We get an accuracy rate of 0.83. What just happened? By selecting a huge learning rate, our model failed to converge at all. We can see that the cost function actually increases at the start of training, which indicates that the Learning rate is too high. Our cost function graph seems to have repeating values, which indicates that the gradient-descent algorithm is overshooting the minima at times. 

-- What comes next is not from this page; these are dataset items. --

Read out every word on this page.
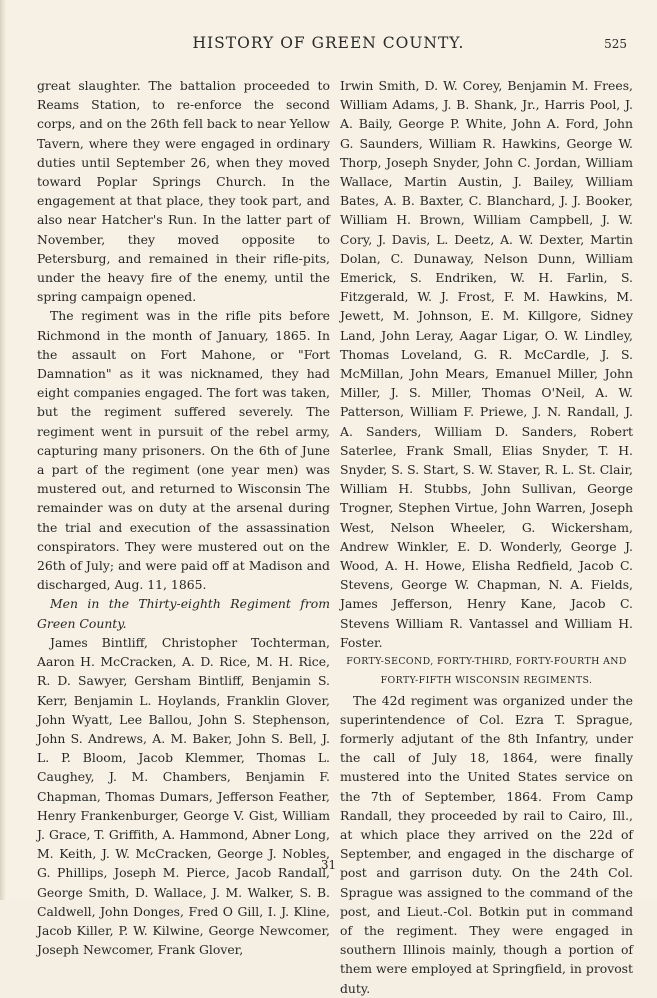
HISTORY OF GREEN COUNTY.	525

great slaughter. The battalion proceeded to Reams Station, to re-enforce the second corps, and on the 26th fell back to near Yellow Tavern, where they were engaged in ordinary duties until September 26, when they moved toward Poplar Springs Church. In the engagement at that place, they took part, and also near Hatcher's Run. In the latter part of November, they moved opposite to Petersburg, and remained in their rifle-pits, under the heavy fire of the enemy, until the spring campaign opened.

The regiment was in the rifle pits before Richmond in the month of January, 1865. In the assault on Fort Mahone, or "Fort Damnation" as it was nicknamed, they had eight companies engaged. The fort was taken, but the regiment suffered severely. The regiment went in pursuit of the rebel army, capturing many prisoners. On the 6th of June a part of the regiment (one year men) was mustered out, and returned to Wisconsin The remainder was on duty at the arsenal during the trial and execution of the assassination conspirators. They were mustered out on the 26th of July; and were paid off at Madison and discharged, Aug. 11, 1865.

Men in the Thirty-eighth Regiment from Green County.

James Bintliff, Christopher Tochterman, Aaron H. McCracken, A. D. Rice, M. H. Rice, R. D. Sawyer, Gersham Bintliff, Benjamin S. Kerr, Benjamin L. Hoylands, Franklin Glover, John Wyatt, Lee Ballou, John S. Stephenson, John S. Andrews, A. M. Baker, John S. Bell, J. L. P. Bloom, Jacob Klemmer, Thomas L. Caughey, J. M. Chambers, Benjamin F. Chapman, Thomas Dumars, Jefferson Feather, Henry Frankenburger, George V. Gist, William J. Grace, T. Griffith, A. Hammond, Abner Long, M. Keith, J. W. McCracken, George J. Nobles, G. Phillips, Joseph M. Pierce, Jacob Randall, George Smith, D. Wallace, J. M. Walker, S. B. Caldwell, John Donges, Fred O Gill, I. J. Kline, Jacob Killer, P. W. Kilwine, George Newcomer, Joseph Newcomer, Frank Glover,

Irwin Smith, D. W. Corey, Benjamin M. Frees, William Adams, J. B. Shank, Jr., Harris Pool, J. A. Baily, George P. White, John A. Ford, John G. Saunders, William R. Hawkins, George W. Thorp, Joseph Snyder, John C. Jordan, William Wallace, Martin Austin, J. Bailey, William Bates, A. B. Baxter, C. Blanchard, J. J. Booker, William H. Brown, William Campbell, J. W. Cory, J. Davis, L. Deetz, A. W. Dexter, Martin Dolan, C. Dunaway, Nelson Dunn, William Emerick, S. Endriken, W. H. Farlin, S. Fitzgerald, W. J. Frost, F. M. Hawkins, M. Jewett, M. Johnson, E. M. Killgore, Sidney Land, John Leray, Aagar Ligar, O. W. Lindley, Thomas Loveland, G. R. McCardle, J. S. McMillan, John Mears, Emanuel Miller, John Miller, J. S. Miller, Thomas O'Neil, A. W. Patterson, William F. Priewe, J. N. Randall, J. A. Sanders, William D. Sanders, Robert Saterlee, Frank Small, Elias Snyder, T. H. Snyder, S. S. Start, S. W. Staver, R. L. St. Clair, William H. Stubbs, John Sullivan, George Trogner, Stephen Virtue, John Warren, Joseph West, Nelson Wheeler, G. Wickersham, Andrew Winkler, E. D. Wonderly, George J. Wood, A. H. Howe, Elisha Redfield, Jacob C. Stevens, George W. Chapman, N. A. Fields, James Jefferson, Henry Kane, Jacob C. Stevens William R. Vantassel and William H. Foster.

FORTY-SECOND, FORTY-THIRD, FORTY-FOURTH AND
FORTY-FIFTH WISCONSIN REGIMENTS.

The 42d regiment was organized under the superintendence of Col. Ezra T. Sprague, formerly adjutant of the 8th Infantry, under the call of July 18, 1864, were finally mustered into the United States service on the 7th of September, 1864. From Camp Randall, they proceeded by rail to Cairo, Ill., at which place they arrived on the 22d of September, and engaged in the discharge of post and garrison duty. On the 24th Col. Sprague was assigned to the command of the post, and Lieut.-Col. Botkin put in command of the regiment. They were engaged in southern Illinois mainly, though a portion of them were employed at Springfield, in provost duty.

31
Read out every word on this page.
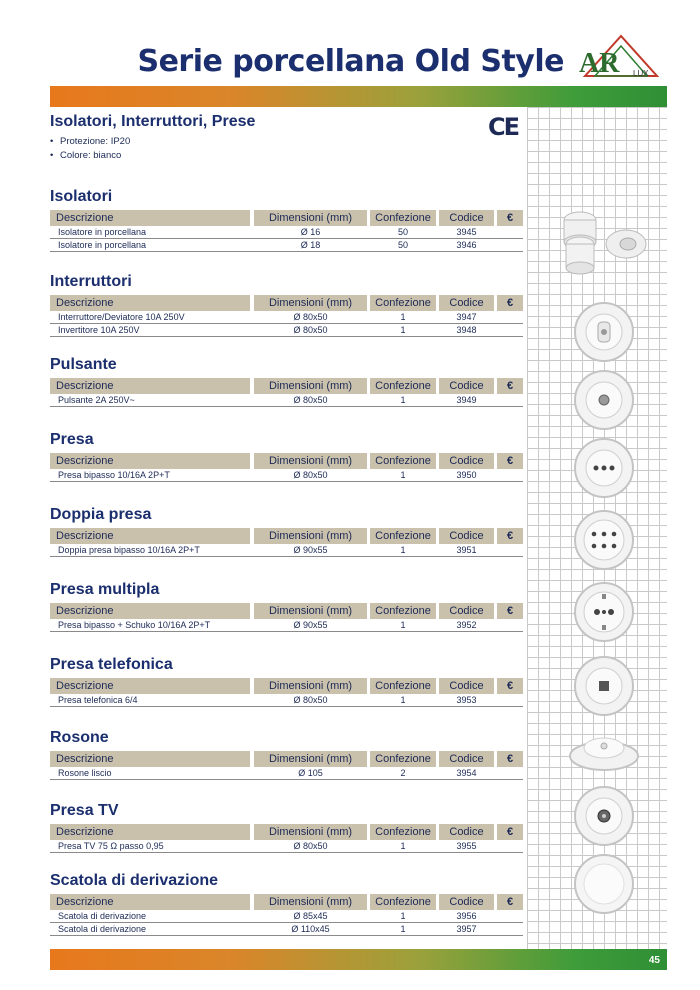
Serie porcellana Old Style AR LUX
Isolatori, Interruttori, Prese
• Protezione: IP20
• Colore: bianco
CE
Isolatori
Descrizione	Dimensioni (mm)	Confezione	Codice	€
Isolatore in porcellana	Ø 16	50	3945
Isolatore in porcellana	Ø 18	50	3946
Interruttori
Descrizione	Dimensioni (mm)	Confezione	Codice	€
Interruttore/Deviatore 10A 250V	Ø 80x50	1	3947
Invertitore 10A 250V	Ø 80x50	1	3948
Pulsante
Descrizione	Dimensioni (mm)	Confezione	Codice	€
Pulsante 2A 250V~	Ø 80x50	1	3949
Presa
Descrizione	Dimensioni (mm)	Confezione	Codice	€
Presa bipasso 10/16A 2P+T	Ø 80x50	1	3950
Doppia presa
Descrizione	Dimensioni (mm)	Confezione	Codice	€
Doppia presa bipasso 10/16A 2P+T	Ø 90x55	1	3951
Presa multipla
Descrizione	Dimensioni (mm)	Confezione	Codice	€
Presa bipasso + Schuko 10/16A 2P+T	Ø 90x55	1	3952
Presa telefonica
Descrizione	Dimensioni (mm)	Confezione	Codice	€
Presa telefonica 6/4	Ø 80x50	1	3953
Rosone
Descrizione	Dimensioni (mm)	Confezione	Codice	€
Rosone liscio	Ø 105	2	3954
Presa TV
Descrizione	Dimensioni (mm)	Confezione	Codice	€
Presa TV 75 Ω passo 0,95	Ø 80x50	1	3955
Scatola di derivazione
Descrizione	Dimensioni (mm)	Confezione	Codice	€
Scatola di derivazione	Ø 85x45	1	3956
Scatola di derivazione	Ø 110x45	1	3957
45
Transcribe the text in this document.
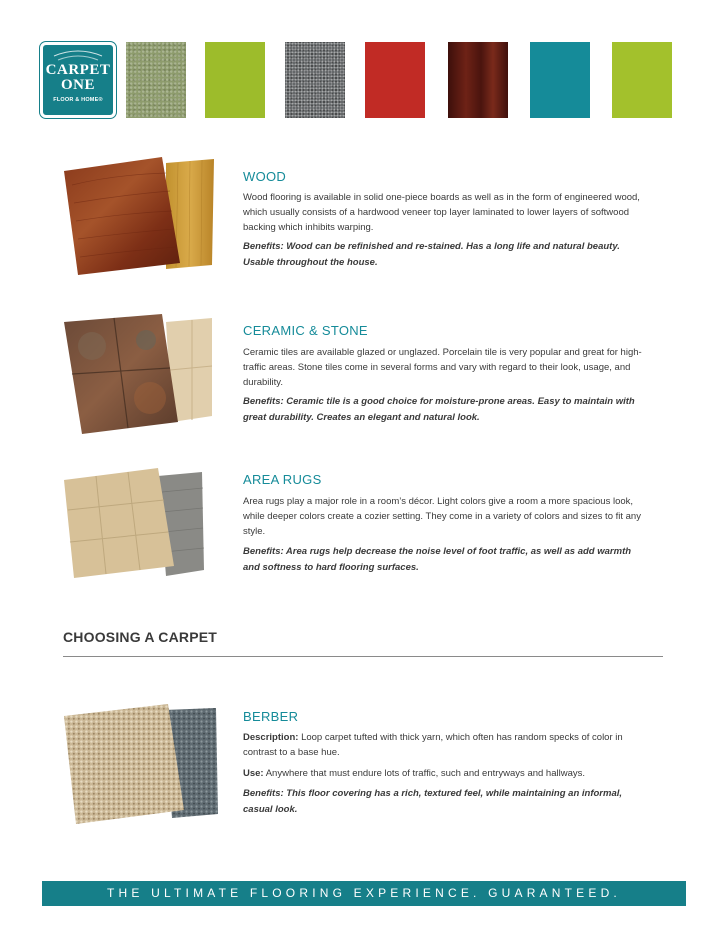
CARPET
ONE
FLOOR & HOME®
WOOD

Wood flooring is available in solid one-piece boards as well as in the form of engineered wood, which usually consists of a hardwood veneer top layer laminated to lower layers of softwood backing which inhibits warping.

Benefits: Wood can be refinished and re-stained. Has a long life and natural beauty. Usable throughout the house.

CERAMIC & STONE

Ceramic tiles are available glazed or unglazed. Porcelain tile is very popular and great for high-traffic areas. Stone tiles come in several forms and vary with regard to their look, usage, and durability.

Benefits: Ceramic tile is a good choice for moisture-prone areas. Easy to maintain with great durability. Creates an elegant and natural look.

AREA RUGS

Area rugs play a major role in a room’s décor. Light colors give a room a more spacious look, while deeper colors create a cozier setting. They come in a variety of colors and sizes to fit any style.

Benefits: Area rugs help decrease the noise level of foot traffic, as well as add warmth and softness to hard flooring surfaces.

CHOOSING A CARPET
BERBER

Description: Loop carpet tufted with thick yarn, which often has random specks of color in contrast to a base hue.

Use: Anywhere that must endure lots of traffic, such and entryways and hallways.

Benefits: This floor covering has a rich, textured feel, while maintaining an informal, casual look.

THE ULTIMATE FLOORING EXPERIENCE. GUARANTEED.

Finally, we can look at how the choice of activation function affects model training. By changing the activation function, you may also need to change the Learning rate. Click the Reset button to change the input values to their defaults and select tanh for the activation function. When we select tanh as the activation function and 1.5 as the Learning rate, the cost gets stuck at 0.4 from epochs 500-3,500 before suddenly decreasing to 0.2. This can occur in neural networks when they get stuck in local optima. This phenomena can be seen in the following plot:

Figure 3.8 : Neural network model execution with the tanh activation function

In contrast, using relu activation results in the model training faster. The following is an example where we only run 1,500 epochs with the relu activation to get the maximum possible accuracy of 0.95:

Figure 3.9: Neural network model execution with the relu activation function

I encourage you to experiment with the other datasets. For reference purposes, here is the max accuracy I got for each of those datasets. An interesting experiment is to see how different activation functions and learning rates work with these datasets:

  • worms (accuracy=0.95): 3 nodes, 3,000 epochs, Learning rate = 0.5, activation = tanh
  • moon (accuracy=0.95): 5 nodes, 5,000 epochs, Learning rate = 5, activation = sigmoid
  • blocks (accuracy=0.9025): 5 nodes, 5,000 epochs, Learning rate = 10, activation = sigmoid

In general, you will see the following:

  • Using more epochs means a longer training time, which may not always be needed.
  • If the model has not achieved the best accuracy and the cost function has plateaued (that is, it is not decreasing by much) toward the end of the training, then running it longer (that is, more epochs) or increasing the learning rate is unlikely to improve performance. Instead, look at changing the model's architecture, such as by changing the # layers (not an option in this demo), adding more nodes, or changing the activation functions.
  • The learning rate must be selected carefully. If the value selected is too low, it will take a long time for the model to train. If the value selected is too high, the model will fail to train.